You Don’t Have to be a Doctor to Improve Global Health
The term “Global Health” conjures up a number of images: sterilized hospitals, syringes, people with advanced degrees saving lives clad in scrubs and stethoscopes.
Medical professionals are without a doubt integral to the success of global health efforts; they are responsible for the lifesaving techniques and knowledge that have essentially eradicated polio and controlled infectious diseases like cholera and yellow fever.
However, they are not the entire picture but only a very important piece of the complicated puzzle that is global health.
Researchers are increasingly finding that people skilled in other disciplines, such as the social sciences and humanities, are just as important in combating poor health worldwide.
Where medical expertise was once deemed the ultimate key to improving lives around the world, groups such as Global Health Corps (GHC) have identified non-medical links in the public health chain that need overhauling to allow current medical science to unlock its potential.
That’s why only three of the Africa-bound GHC fellows this year are MDs.
“Global health issues are very complex,” said CEO of GHC Barbara Bush. “They’re so rooted in poverty, they’re so rooted in education — or lack of education — issues. There’s a lot of gender issues that play into poor health outcomes. I think that’s why we need very different thinkers and different folks at the table.”

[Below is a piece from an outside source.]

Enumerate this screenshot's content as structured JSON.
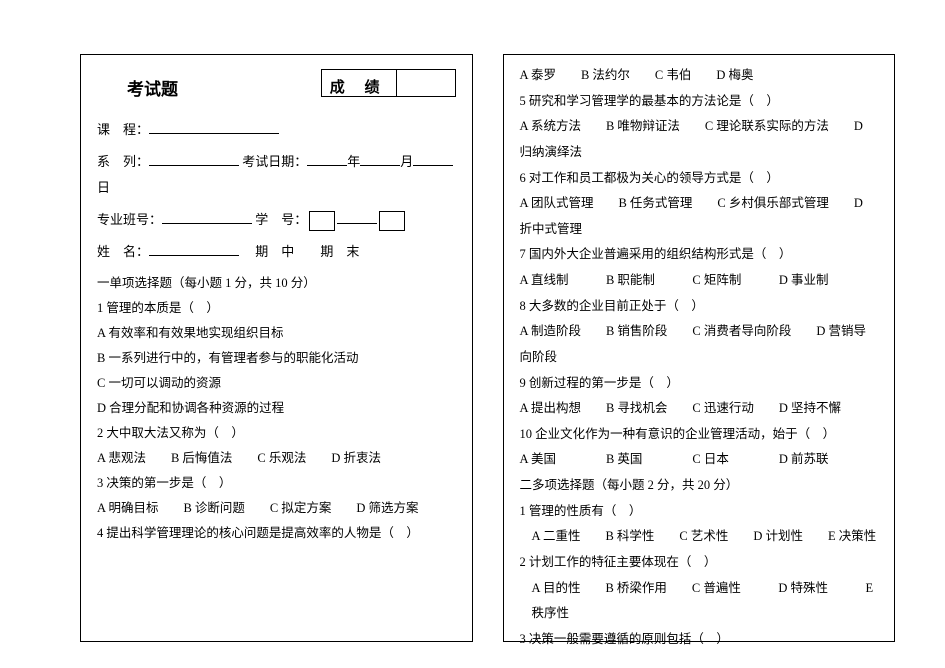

These “different thinkers” include architects to former Restoration Hardware employees. Bush has called these people “systems thinkers” — the kind of people who can improve health outcomes by attacking barriers to health that lurk below the surface.
These GHC fellows, all under the age of 30, have already taken this challenge onto the ground. In Rwanda, architects have worked to prevent the spread of airborne illness by redesigning airflow in hospitals. Former retail employees, skilled in the arena of logistics and organization, have already begun an overhaul of logistical systems that failed to contain the Ebola outbreak.
GHC’s Africa initiative is not the only organization to recognize the need for interdisciplinary thinking in global health. Rafael Rangel-Aldao, scientist, entrepreneur and owner of R&D Health Holdings Ltd., is calling for a “systems-based” approach in Latin America as well.
“Many developing countries in the Americas have yet to benefit from biotechnology not because of inherent problems with either the science or technology, but rather because most nations lack a system for integrating the different participants in the research, development and manufacturing chain,” wrote Aldao in Nature.
“…The relative strength in trained personnel and laboratory facilities present in some countries in no way guarantees a successful capability for biotechnological applications of economic value or impact on development.”
Research has suggested that biotechnology could be used to greatly enhance the agri-food sector in the economies of many nations in Latin America, yet the isolationist natures of research, enterprise and the public seem to have prevented this.
It is problems like these, not simply a lack of new remedies, technologies, and medical techniques that are holding public health back.